Artis Narkotika dan Hak Asasi Manusia

DR Anang Iskandar, SIK, SH, MH.
(Dosen Trisakti, Kepala BNN 2012 -2015. Kabareskrim 2015-2016)

Banyak artis terkenal yang bermasalah dengan narkotika, sebut saja Whitney Houston, Michael Jackson, mereka adalah penyalahguna narkotika yang momentum berita kematiannya menghebohkan dunia. Selain itu, banyak pula artis penyalahguna saat ini dalam perawatan rehabilitasi, mereka sedang berjuang untuk sembuh melawan penyakit adiksi narkotika serta dampak buruk akibat penyalahgunaannya. Secara fisik mereka masih dapat melakukan aktifitas keartisannya, namun secara mental mereka sakit jiwanya.

Ada juga artis yang ditangkap penegak hukum dan dipaksa  direhabilitasi seperti John Lenon, Bob Marley, Donovan karena kepemilikan narkotika. Sedang kan artis Williams justru dijebloskan ke penjara karena bertindak selaku pengedar. Sebagai public figure nilai beritanya sangat tinggi, apalagi artis bermasalah dengan narkotika meskipun perannya sebatas penyalahguna maka beritanya akan dijadikan referensi oleh masarakat

Demikian pula artis narkotika yang banyak tertangkap di Indonesia beberapa saat yang lalu, umumnya sebagai penyalahguna (bedakan penyalahguna dengan pengedar). Mereka adalah artis sakit dengan kondisi fisik yang relatif bugar dapat beraktifitas secara wajar, namun dibalik itu jiwanya sakit adiksi narkotika, yaitu sakit ketergantungan narkotika dimana fisik dan psyikisnya menagih narkotika setiap saat, terapinya masuk pada wilayah kesehatan jiwa. Artis sakit ini tidak memiliki kamus efek jera karena jiwanya agak terganggu.

Artis sakit ini, menurut undang-undang yang berlaku dikatagorikan sebagai artis yang menggunakan narkotika tanpa hak dan melawan hukum. Oleh undang-undang disebut penyalahguna, mereka diancam hukuman penjara kurang dari lima tahun sehingga tidak memenuhi syarat untuk ditahan.

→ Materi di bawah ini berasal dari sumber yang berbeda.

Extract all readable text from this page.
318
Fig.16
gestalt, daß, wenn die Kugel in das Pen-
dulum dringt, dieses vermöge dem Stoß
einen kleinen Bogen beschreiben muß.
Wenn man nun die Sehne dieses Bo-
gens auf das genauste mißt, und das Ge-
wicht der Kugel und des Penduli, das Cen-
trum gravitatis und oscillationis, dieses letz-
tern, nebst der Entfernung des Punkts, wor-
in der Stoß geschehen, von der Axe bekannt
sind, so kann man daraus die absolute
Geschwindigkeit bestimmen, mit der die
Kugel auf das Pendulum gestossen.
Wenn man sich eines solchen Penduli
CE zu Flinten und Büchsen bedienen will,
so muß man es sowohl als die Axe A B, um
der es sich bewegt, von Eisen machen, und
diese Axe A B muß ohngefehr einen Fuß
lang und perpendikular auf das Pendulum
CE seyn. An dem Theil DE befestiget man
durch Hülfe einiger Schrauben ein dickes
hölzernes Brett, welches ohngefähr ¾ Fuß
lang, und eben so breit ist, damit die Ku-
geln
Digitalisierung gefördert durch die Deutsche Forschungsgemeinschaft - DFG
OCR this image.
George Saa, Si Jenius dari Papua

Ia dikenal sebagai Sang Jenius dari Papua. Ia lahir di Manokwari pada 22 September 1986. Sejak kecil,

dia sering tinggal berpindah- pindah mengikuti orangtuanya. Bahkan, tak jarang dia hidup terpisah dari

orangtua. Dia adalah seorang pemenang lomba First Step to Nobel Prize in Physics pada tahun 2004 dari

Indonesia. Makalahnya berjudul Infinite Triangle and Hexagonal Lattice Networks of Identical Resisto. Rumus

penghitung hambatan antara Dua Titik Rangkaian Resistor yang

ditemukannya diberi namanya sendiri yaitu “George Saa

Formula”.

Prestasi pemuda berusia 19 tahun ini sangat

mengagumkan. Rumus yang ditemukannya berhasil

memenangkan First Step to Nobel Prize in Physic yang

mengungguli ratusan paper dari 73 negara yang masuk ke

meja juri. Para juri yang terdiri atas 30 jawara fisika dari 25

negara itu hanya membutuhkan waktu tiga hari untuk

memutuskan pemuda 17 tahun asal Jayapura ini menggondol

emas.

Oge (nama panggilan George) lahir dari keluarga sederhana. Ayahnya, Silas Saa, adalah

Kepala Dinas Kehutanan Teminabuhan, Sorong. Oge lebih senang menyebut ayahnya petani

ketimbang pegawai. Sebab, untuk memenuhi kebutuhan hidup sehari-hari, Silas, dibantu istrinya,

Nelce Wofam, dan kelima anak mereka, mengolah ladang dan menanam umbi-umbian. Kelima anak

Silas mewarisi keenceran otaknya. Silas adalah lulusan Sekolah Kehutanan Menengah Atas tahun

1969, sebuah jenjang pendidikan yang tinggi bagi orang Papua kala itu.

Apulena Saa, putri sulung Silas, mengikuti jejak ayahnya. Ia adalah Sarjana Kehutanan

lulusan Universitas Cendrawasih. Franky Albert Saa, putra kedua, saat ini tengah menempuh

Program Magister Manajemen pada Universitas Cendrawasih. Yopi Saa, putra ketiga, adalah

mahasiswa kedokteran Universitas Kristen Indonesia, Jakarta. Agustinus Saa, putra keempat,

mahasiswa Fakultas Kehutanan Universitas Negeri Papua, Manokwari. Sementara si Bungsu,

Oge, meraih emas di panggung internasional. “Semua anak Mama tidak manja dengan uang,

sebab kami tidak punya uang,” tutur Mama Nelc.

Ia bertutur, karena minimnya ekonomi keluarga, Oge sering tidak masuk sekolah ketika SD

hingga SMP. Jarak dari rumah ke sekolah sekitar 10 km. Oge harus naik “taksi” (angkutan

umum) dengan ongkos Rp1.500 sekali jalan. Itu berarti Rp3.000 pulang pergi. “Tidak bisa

Mereka dijamin undang-undang narkotika untuk direhabilitasi. Kalau penyalahguna ini dimintakan visum/diasesmen oleh penyidik maka penyalahguna berubah status hukum menjadi pecandu.

Artis pecandu ini yang merupakan metamorpose dari penyalahguna, menurut undang-undang wajib direhabilitasi, dan menjadi tanggung jawab negara. Itu sebabnya dibentuk BNN dan ada nomenklatur Deputi Rehabilitasi. Upaya rehabilitasi dapat dilakukan melalui: Rehabilitasi secara mandiri atas biaya keluarganya. Rehabilitasi dipaksa undang-undang melalui Institusi Penerima Wajib Lapor (IPWL) yang dilaksanakan oleh kemenkes, kemensos dan BNN  dibiayai oleh APBN. Rehabilitasi dipaksa penegak hukum melalui penempatan dilembaga rehabilitasi sejak penyidikan, penuntutan sampai putusan hakim dibiayai oleh APBN .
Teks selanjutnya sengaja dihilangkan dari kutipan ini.